Won't the extra weight require a change in earth re-entry fuel calculation etc. ? Without knowing the exact change in weight, they are going to be firing in the dark, as it were.
It's not enough to make a difference either way around it. The sample return container could be filled to the brim with pure osmium or iridium and would make it through the atmosphere just fine.
The scientists are mostly worried because they want as much of the sample as they can possibly get, and they're a little worried about closing the sample container - if there's a rock that gets stuck somewhere, the container might not seal shut and then they've got a real bad problem they've gotta contend with.
It's 2020, they don't want to jinx it, just shut it up in the container and wait for the time capsule to arrive in 2023.
I don't know that much, but I suppose they will do a burn and then some corrections. If mass difference is big enough to be detectable for reentry, it will be detectable when they are going back to earth.
A key difference is that spinning the full satellite with the arm extended and measuring the center of rotation measures the mass of the samples collected regardless of the thrusters/reaction wheels.
Measuring the trajectory of the reentry vehicle gives a parameter that can be used to estimate the sample mass assuming nominal thrust values, but you can't distinguish between an underperforming or overperforming rocket engine and heavier or lighter samples. This ambiguity doesn't really matter for the purposes of burn correction - you need to get to the correct reentry trajectory no matter what caused the deviation - but your sample mass estimate may be off.

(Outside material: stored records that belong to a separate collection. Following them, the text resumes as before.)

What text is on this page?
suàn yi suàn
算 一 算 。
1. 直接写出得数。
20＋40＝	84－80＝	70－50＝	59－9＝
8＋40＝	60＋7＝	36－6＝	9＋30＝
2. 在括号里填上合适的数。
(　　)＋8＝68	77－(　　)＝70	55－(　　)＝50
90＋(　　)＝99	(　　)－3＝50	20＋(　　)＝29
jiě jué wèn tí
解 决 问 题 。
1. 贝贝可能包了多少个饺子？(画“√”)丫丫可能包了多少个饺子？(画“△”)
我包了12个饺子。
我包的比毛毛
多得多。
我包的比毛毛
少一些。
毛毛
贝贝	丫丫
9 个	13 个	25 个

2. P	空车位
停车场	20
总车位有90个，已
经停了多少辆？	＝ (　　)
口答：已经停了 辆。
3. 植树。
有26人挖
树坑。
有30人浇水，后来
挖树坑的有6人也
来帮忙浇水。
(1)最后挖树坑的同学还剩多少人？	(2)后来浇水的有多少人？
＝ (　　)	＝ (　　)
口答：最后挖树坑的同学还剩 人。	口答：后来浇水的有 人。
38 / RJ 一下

I don't think there's a whole lot of utility in knowing the sample mass, as long as you've got enough (and they've definitely got enough!), it would just help satiate the curiosity of the scientists and engineers who otherwise have to wait a few more years to see their results.

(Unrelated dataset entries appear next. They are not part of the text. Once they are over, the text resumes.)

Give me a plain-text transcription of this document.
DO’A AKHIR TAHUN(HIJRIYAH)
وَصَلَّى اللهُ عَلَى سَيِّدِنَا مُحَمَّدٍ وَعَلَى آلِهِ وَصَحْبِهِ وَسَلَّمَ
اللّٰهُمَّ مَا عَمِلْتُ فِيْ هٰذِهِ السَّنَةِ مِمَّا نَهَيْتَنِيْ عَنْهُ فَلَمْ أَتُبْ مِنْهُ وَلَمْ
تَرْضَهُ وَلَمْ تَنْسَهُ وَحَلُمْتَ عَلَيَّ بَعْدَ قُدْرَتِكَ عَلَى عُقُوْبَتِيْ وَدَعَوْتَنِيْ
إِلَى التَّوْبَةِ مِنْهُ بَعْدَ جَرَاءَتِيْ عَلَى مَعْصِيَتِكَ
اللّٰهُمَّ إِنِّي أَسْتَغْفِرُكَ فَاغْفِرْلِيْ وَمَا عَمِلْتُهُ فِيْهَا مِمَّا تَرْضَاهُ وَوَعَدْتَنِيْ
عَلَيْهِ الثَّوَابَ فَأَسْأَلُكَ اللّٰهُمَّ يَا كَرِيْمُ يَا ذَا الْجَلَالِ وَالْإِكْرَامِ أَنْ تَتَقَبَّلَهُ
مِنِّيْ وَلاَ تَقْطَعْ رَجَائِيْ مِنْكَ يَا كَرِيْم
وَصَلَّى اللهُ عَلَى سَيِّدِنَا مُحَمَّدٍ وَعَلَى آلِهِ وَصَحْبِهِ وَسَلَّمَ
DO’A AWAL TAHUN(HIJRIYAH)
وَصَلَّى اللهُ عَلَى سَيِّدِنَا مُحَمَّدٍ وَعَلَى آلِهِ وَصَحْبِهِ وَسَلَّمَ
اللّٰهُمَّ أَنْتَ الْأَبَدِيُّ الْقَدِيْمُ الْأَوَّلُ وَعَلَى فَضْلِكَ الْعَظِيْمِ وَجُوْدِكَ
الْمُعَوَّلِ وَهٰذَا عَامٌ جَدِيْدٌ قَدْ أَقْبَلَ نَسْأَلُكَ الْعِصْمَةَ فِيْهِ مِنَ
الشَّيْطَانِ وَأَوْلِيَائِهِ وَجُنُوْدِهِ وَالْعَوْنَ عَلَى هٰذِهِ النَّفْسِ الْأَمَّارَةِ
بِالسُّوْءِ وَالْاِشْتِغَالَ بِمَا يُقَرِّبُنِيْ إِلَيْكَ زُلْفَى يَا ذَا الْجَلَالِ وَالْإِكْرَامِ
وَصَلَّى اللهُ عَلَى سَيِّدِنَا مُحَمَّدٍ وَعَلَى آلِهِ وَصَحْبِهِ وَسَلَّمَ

That makes me wonder: how is it possible to even determine what the correction should be? Space is vast, how do they determine the position of a microscopic vessel precisely enough to know how much to burn?
Multiple correction burns along the way. For equivalent burns, the later along the trajectory the burn, the smaller its net effect on final position. So it's a series of increasingly better approximations.
Try it in ksp. It's quite illuminating to plan your burns and see their effect graphically and build an intuition for celestial mechanics and astrogation.
The primary instrument is probably a star tracker. It's possible to position yourself within the galaxy to a very high degree of accuracy by looking at changes in relative position of stars and planets which have a known "position" (really orbits).